166. In view of the consideration recorded hereinabove, we are of the view that in ordinary circumstances during the period when the Chief Minister and his Council of Ministers enjoy the confidence of the majority of the House, the power vested with the Governor under Article 174, to summon, prorogue and dissolve the House(s) must be exercised in consonance with the aid and advice of the Chief Minister and his Council of Ministers. In the above situation, he is precluded to take an individual call on the issue at his own will, or in his own discretion. In a situation where the Governor has reasons to believe that the Chief Minister and his Council of Ministers have lost the confidence of the House, it is open to the Governor, to require the Chief Minister and his Council of Ministers to prove their majority in the House, by a floor test. Only in a situation, where the Government in power on the holding of such floor test is seen to have lost the confidence of the majority, it would be open to the Governor to exercise the powers vested with him under Article 174 at his own, and without any aid and advice.”

 

The court held that since it was not in dispute that the Governor “never called for a floor test”, it was reasonable to infer that the Governor did not ever entertain any doubt about the Chief Minister and the Council of Ministers continuing to enjoy the confidence and the majority in the House. Nor was there any motion of no confidence moved against the government. We are unable to accept the submission of Mr Sibal that the observations of the Constitution Bench in Nebam Rebia are obiter. The observations in Nebam Rebia are consistent with the formulation of principle in the nine judge Bench decision in SR Bommai, as we have discussed earlier.

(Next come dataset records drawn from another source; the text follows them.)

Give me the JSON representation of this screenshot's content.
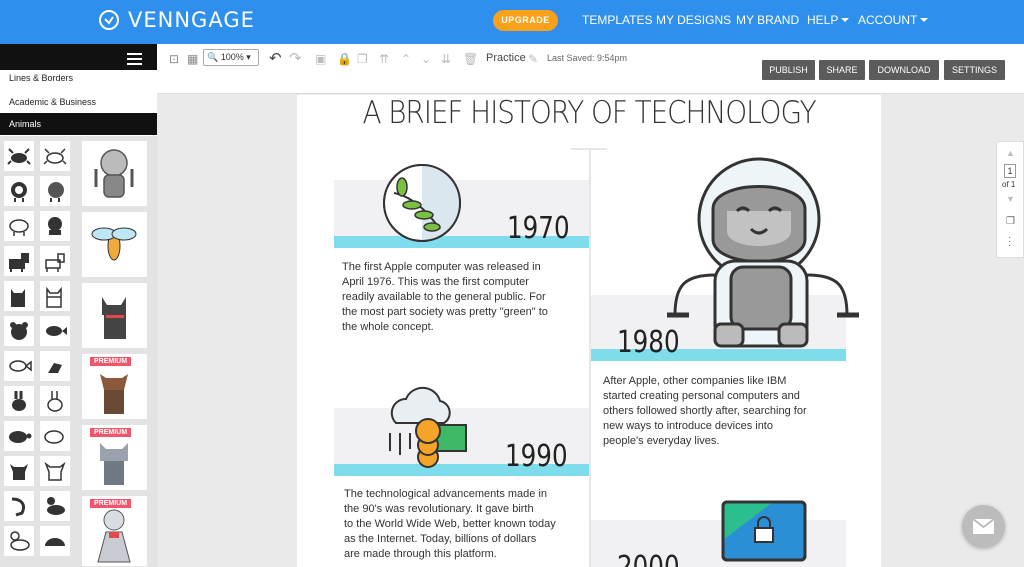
{
  "app": {
    "name": "VENNGAGE"
  },
  "header": {
    "upgrade_label": "UPGRADE",
    "nav": [
      "TEMPLATES",
      "MY DESIGNS",
      "MY BRAND",
      "HELP",
      "ACCOUNT"
    ]
  },
  "sidebar": {
    "categories": [
      "Lines & Borders",
      "Academic & Business",
      "Animals"
    ],
    "active_category": "Animals",
    "premium_label": "PREMIUM"
  },
  "toolbar": {
    "zoom": "100%",
    "doc_name": "Practice",
    "last_saved": "Last Saved: 9:54pm",
    "actions": [
      "PUBLISH",
      "SHARE",
      "DOWNLOAD",
      "SETTINGS"
    ]
  },
  "pager": {
    "current": "1",
    "total": "of 1"
  },
  "infographic": {
    "title": "A BRIEF HISTORY OF TECHNOLOGY",
    "entries": [
      {
        "year": "1970",
        "text": [
          "The first Apple computer was released in",
          "April 1976. This was the first computer",
          "readily available to the general public. For",
          "the most part society was pretty \"green\" to",
          "the whole concept."
        ]
      },
      {
        "year": "1980",
        "text": [
          "After Apple, other companies like IBM",
          "started creating personal computers and",
          "others followed shortly after, searching for",
          "new ways to introduce devices into",
          "people's everyday lives."
        ]
      },
      {
        "year": "1990",
        "text": [
          "The technological advancements made in",
          "the 90's was revolutionary. It gave birth",
          "to the World Wide Web, better known today",
          "as the Internet. Today, billions of dollars",
          "are made through this platform."
        ]
      },
      {
        "year": "2000",
        "text": []
      }
    ]
  },
  "colors": {
    "brand": "#2e8fed",
    "upgrade": "#f9a11b",
    "accent_band": "#7fdcec",
    "premium": "#f0566a"
  }
}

The power under Article 174 of the Constitution to summon the House and to prorogue it is one which is exercised by the Governor on the aid and advice of the Council of Ministers. But in a situation where the Governor has reasons to believe that the Council of Ministers headed by the Chief Minister has lost the confidence of the House, constitutional propriety requires that the issue be resolved by calling for a floor test. The Governor in calling for a floor testcannot be construed to have acted beyond the bounds of constitutional authority.

Exercise of Power by the Governor

43. The powers which are entrusted to constitutional functionaries are not beyond the pale of judicial review. Where the exercise of the discretion by the Governor to call a floor test is challenged before the court, it is not immune from judicial review. The court is entitled to determine whether in calling for the floor test, the Governor did so on the basis of objective material and reasons which were relevant and germane to the exercise of the power. The exercise of such a power is not intended to destabilise or displace a democratically elected government accountable to the legislative assembly and collectively responsible to it. The exercise of the power to call for a trust vote must be guided by the over-arching consideration that the formation of satisfaction by the Governor is not based on extraneous considerations.”

From the above, it is fairly clear that the Governor is bound by the aid and advice of the council of ministers when exercising powers and functions under Article 174 to summon the House.  The only recognised exception to this rule is when Governor may summon the House even absent the advice of the Council of Ministers when he is of the view that the Govt. has lost the majority.  This recognised exception does not apply in the case here.  

Governor Kalraj Mishra is acting wholly unconstitutionally in refusing to summon the House despite the advice from the Council of Ministers to summon the House.

The position expressed above is the editorial view of Project Constitutionalism on the issue concerned.